The SEC brought two investment fraud actions. One centered on defendant Thomas J. Lawler, known as the Reverend Tom, and the sale of administrative remedies or ARs which eliminated the purchaser’s debt while yielding significant profits. SEC v. Lawler, 1:14-cv-02468 (N.D. Ga. Filed July 31, 2014). The other focused on sales made by M. Shi Shailendra in a real estate investment vehicle which was based on distressed properties from the financial crisis. SEC v. Shailendra, Civil Action No. 1:14-cv-02465 (N.D. Ga. Filed July 31, 2014).
Lawler centers on The Reverend Tom, his Freedom Foundation and the related program. It evolved from his investigation into the banking system following debt he piled up related to the illness of his son. According to the theory, each investor has an account established at birth in their name. It is sufficient to fund all future borrowing by the person. When a person borrows from a bank they are actually drawing down their funds from the account. The Reverend Tom holds that charging interest for the loan under these circumstances is unfair.
The answer to correcting this injustice is the AR. When acquired, a series of thee notices to a creditor are prepared by the Reverend Tom and his staff to the identified creditor. Investors need only supply the funds. The AR then enters the “payment cycle” and awaits a series of events which will trigger a massive payoff. Debts will be eliminated, according to the theory and every $1,000 invested will yield at least $325,000.
Using a sales force of individuals he calls “Ambassadors,” the Reverend Tom has sold at least 2,000 ARs since 2004. Investors have put up sums ranging from $1,000 to $10,000. The Ambassadors have benefitted from the commissions paid to them. The Reverend Tom has benefitted from the use of the funds. The investors have not been paid a cent. The complaint alleges violations of Securities Act Sections 5(a), 5(c) and each subsection of Section 17(a) and Exchange Act Section 10(b). The case is in litigation. See Lit. Rel. No. 23054 (Aug. 1, 2014).

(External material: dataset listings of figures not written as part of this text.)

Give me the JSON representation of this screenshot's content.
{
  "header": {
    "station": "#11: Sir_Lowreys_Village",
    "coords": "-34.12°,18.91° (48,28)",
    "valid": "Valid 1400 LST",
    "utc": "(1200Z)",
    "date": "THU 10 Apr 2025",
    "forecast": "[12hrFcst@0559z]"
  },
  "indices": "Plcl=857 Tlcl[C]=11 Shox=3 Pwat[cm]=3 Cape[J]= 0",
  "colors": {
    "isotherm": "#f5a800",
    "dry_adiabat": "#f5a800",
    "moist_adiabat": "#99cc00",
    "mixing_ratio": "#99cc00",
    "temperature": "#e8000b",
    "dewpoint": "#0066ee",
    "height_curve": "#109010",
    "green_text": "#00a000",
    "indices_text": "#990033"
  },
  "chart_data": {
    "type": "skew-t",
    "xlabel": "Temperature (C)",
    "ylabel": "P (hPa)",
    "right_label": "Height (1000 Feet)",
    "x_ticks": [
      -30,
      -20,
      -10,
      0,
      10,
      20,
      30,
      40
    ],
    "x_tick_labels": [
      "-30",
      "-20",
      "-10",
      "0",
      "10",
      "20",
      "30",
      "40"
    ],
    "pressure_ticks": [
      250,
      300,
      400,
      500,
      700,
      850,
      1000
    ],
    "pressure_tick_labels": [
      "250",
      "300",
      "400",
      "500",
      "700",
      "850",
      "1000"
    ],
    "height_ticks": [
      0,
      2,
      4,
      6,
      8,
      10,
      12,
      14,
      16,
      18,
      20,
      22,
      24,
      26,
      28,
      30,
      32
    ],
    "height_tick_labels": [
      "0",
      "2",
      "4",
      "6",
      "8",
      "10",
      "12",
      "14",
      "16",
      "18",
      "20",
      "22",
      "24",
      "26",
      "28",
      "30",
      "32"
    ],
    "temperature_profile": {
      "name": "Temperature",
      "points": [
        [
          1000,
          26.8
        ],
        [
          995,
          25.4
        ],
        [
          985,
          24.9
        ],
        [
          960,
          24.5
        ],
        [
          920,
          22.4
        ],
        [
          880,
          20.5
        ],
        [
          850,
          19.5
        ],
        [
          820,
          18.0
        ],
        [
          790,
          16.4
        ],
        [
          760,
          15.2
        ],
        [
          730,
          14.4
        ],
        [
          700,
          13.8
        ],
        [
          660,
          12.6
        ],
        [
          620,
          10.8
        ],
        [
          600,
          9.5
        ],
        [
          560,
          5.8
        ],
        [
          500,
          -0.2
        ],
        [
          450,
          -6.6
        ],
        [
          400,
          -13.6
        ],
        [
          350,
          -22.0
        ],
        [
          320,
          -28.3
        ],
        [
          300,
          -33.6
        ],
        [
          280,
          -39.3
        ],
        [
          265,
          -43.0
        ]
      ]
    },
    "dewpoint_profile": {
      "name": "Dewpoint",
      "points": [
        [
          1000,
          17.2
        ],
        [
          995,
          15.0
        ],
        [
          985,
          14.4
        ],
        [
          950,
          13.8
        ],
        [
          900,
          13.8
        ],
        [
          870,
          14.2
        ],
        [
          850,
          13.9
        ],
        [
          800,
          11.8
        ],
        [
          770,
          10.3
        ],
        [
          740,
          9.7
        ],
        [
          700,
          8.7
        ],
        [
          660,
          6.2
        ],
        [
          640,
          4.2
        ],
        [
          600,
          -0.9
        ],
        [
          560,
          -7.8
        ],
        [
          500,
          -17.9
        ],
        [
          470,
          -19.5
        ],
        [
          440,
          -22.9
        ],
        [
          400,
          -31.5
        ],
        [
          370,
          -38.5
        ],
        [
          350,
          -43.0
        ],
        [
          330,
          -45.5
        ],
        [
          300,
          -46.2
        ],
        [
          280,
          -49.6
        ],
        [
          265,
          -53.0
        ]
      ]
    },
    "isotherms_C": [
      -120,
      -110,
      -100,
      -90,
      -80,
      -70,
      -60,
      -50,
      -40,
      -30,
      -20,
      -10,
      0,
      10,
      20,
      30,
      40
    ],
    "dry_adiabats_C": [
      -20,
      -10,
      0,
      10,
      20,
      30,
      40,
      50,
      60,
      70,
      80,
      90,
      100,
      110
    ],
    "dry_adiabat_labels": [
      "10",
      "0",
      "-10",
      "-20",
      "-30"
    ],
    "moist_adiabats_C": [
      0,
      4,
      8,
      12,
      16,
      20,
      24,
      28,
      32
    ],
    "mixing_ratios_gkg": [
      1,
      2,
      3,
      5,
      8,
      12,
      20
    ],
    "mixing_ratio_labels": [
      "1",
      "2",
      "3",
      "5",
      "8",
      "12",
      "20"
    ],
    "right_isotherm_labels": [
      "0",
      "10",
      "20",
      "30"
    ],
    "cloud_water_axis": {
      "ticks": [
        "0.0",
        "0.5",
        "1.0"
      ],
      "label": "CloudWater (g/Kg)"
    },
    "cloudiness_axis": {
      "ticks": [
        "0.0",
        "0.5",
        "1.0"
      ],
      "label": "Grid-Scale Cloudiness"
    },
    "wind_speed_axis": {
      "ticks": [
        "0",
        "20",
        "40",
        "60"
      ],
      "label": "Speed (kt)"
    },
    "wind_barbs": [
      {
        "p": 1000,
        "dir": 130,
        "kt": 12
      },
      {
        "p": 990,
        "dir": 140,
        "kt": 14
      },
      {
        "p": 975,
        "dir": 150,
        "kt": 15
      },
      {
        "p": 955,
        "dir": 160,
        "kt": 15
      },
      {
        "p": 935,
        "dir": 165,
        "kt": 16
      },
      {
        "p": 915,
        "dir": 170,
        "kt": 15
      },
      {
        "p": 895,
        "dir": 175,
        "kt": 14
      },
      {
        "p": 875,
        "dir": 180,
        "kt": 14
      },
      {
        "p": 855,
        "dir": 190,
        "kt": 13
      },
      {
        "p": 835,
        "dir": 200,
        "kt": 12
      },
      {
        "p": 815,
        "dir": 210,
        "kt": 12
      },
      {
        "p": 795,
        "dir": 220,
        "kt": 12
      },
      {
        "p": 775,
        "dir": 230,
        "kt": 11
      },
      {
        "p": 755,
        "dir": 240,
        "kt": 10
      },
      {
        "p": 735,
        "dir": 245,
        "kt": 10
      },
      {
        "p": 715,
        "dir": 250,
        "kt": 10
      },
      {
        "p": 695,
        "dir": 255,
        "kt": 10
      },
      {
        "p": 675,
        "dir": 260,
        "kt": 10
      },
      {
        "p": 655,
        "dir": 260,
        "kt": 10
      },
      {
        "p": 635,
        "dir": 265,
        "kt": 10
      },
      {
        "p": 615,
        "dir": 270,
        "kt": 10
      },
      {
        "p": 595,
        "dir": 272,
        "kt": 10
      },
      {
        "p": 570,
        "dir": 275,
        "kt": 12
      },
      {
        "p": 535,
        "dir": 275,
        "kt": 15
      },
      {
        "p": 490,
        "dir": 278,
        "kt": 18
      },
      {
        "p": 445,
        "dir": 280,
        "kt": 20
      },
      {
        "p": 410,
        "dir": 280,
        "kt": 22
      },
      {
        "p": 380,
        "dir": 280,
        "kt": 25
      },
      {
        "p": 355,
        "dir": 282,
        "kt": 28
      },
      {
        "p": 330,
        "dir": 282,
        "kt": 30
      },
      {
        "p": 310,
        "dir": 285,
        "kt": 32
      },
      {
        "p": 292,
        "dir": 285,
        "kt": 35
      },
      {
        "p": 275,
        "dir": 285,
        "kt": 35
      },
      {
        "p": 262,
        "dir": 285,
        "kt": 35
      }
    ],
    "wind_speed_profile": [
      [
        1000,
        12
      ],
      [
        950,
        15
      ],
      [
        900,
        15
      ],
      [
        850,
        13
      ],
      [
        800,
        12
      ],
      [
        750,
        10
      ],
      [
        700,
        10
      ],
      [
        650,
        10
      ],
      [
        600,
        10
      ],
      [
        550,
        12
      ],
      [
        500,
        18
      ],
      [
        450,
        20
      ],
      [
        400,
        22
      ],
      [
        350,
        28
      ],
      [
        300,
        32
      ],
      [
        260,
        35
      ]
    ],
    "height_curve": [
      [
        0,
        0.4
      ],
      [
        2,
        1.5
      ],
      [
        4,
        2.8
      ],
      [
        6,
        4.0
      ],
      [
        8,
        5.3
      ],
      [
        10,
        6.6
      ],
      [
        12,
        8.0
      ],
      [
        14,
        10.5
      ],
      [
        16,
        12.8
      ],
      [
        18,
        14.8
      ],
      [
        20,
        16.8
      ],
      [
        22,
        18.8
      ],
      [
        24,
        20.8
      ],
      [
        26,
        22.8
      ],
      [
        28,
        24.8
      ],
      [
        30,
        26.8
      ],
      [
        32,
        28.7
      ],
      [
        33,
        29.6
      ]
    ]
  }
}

In Shailendra investors were not promised the huge returns of the ARs. Rather, toward the end of 2008 Mr. Shailendra set up Interstate North 5 Acres, known as Shi Investments Six. The purpose was to invest in newly acquired distressed real estate from the financial crisis. Investors were told that the purchases were discounted and would be flipped in three to five years at sizable profits.
During the period the properties would be managed under an operating agreement. Under the terms of the agreement Mr. Shailendra would manage the properties. Each investor would receive profits based on the number of membership interests they purchased.
There were two key points to the deal. One was Mr. Shailendra’s representation that he invested his own funds in Shi Investments Six. The other was the investors. Those solicited were primarily Atlanta-based doctors of Indian or Middle Eastern descent who placed great trust in him because of his heritage, prominence in the Indian-American community, political connections and willingness to risk his own funds.
In fact Mr. Shailendra allocated himself an equity interest but it was not funded. He also misappropriated investor cash and at times used it to fund earlier deals. The complaint alleges violations of each subsection of Securities Act Section 17(a) and Exchange Act Sections 10(b) and 15(a).
Mr. Shailendra settled with the Commission, consenting to the entry of a permanent injunction prohibiting future violations of the Sections cited in the complaint. He also agreed to pay disgorgement of over $2 million and prejudgment interest but the settlement waives payment of that amount and a penalty based on inability to pay. Mr. Shailendra relinquished any claims he has against the development and agreed to the entry of an order barring him from the securities business and from participating in any penny stock offering. See Lit. Rel. No. 23055 (Aug. 1, 2014).